At the end of May I wrote about Vietnam and the United States bilateral free-trade agreement, paving the way for the United States to approve a bill leading the country’s accession to the WTO later this year. Trade will lead to growth and prosperity; and, eventually, real democracy. Even we fought a war with them so many years ago, Washington and Hanoi are on pretty good terms these days. The latter knows that being friends with the former leads to big benefits in the long run.

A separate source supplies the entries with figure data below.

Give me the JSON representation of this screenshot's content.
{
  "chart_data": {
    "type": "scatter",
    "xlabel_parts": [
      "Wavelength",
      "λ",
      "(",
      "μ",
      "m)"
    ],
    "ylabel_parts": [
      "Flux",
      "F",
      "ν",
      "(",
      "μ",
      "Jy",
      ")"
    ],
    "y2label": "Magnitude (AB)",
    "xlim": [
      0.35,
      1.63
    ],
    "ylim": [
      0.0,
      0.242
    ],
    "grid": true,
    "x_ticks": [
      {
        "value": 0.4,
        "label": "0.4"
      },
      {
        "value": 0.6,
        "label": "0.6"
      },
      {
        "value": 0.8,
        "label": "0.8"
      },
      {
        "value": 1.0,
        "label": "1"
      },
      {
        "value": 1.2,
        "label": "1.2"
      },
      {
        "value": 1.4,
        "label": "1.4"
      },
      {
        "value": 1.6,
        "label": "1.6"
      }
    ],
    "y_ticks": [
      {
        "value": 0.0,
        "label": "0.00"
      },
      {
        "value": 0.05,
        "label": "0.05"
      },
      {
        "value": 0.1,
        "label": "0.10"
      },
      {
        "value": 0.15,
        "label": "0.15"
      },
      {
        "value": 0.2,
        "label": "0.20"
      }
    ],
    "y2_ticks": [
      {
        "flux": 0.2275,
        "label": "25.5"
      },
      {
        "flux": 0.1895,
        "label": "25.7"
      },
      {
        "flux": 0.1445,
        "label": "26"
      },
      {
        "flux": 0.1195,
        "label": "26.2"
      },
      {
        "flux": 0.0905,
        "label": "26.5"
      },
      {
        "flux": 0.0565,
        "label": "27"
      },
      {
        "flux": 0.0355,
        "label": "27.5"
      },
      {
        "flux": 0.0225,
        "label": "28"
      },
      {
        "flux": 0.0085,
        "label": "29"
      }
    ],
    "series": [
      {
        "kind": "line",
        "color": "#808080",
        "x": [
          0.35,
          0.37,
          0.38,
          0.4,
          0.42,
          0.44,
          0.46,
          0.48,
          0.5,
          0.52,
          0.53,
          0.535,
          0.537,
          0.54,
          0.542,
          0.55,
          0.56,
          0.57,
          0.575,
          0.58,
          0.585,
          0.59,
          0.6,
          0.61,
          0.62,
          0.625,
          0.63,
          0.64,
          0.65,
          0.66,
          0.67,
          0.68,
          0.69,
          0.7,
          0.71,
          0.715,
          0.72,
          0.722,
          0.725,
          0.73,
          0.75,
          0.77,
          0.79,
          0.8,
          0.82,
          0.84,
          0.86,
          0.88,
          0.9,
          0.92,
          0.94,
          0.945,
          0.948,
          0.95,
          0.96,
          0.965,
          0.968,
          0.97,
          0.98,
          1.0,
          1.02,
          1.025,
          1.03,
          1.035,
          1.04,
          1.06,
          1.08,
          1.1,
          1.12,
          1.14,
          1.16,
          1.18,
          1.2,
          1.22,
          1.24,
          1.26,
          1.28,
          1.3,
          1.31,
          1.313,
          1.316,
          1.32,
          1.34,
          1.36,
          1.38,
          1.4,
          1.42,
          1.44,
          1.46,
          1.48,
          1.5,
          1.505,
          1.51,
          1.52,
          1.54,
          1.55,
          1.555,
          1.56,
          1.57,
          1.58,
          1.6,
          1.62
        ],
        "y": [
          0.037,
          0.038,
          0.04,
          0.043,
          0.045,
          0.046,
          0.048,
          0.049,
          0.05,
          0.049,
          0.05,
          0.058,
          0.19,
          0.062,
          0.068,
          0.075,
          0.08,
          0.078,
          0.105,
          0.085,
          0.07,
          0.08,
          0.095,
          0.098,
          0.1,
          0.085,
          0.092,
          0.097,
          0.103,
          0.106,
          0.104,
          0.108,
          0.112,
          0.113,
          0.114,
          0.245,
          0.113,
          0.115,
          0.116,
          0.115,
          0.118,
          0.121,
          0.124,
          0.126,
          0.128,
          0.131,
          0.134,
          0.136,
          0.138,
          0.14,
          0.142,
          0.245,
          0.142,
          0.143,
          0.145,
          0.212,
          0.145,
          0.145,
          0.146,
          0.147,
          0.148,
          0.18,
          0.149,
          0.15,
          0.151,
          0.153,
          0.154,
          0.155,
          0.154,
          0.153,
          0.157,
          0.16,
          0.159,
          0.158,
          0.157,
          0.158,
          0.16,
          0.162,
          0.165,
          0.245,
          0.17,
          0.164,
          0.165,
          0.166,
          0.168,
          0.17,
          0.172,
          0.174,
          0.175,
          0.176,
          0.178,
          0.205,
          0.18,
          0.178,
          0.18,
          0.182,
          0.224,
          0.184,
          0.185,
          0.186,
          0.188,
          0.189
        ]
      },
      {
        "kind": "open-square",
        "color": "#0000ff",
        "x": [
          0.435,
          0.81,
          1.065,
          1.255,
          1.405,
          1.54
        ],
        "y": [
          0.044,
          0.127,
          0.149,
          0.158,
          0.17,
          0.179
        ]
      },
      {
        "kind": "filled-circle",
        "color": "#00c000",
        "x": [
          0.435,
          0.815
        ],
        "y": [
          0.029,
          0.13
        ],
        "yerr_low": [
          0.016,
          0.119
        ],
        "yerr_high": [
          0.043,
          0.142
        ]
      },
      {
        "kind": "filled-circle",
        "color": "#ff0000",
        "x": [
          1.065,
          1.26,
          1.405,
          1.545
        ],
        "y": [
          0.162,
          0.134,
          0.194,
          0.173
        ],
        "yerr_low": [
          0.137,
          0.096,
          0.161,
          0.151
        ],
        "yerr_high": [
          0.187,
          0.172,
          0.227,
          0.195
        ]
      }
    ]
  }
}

There are some, however, who don’t want to see that happen. Venezuela’s Hugo Chavez, after just signing a flurry of arms deals in Belarus and Russia, is now sniffing butt in Vietnam. They signed some deals, mostly related to development of oil industry. But Vietnam, despite its so-called communist rulers, did not get suckered into his anti-imperialist game. Chavez may have “spoke warmly” about the Vietnam War, but they wouldn’t let him visit a museum of a shot-down U.S. warplane. Fact is, they don’t want to sour ties with the United States, and any deal they can make with Chavez is strictly business and small potatoes.
He’ll have to do better than that if he wants to sucker more people into his maniacal schemes. Only the true crazies, like Lukashenko of Belarus, Ahmadinejad of Iran, and Mugabe of Zimbabwe go for this stuff. Essentially, Chavez is trying to convince countries like Vietnam that working to destroy the guarantor of their prosperity is in their best interests, a logic that could only make sense to a madman. Luckily the Vietnamese are not mad and want nothing of it.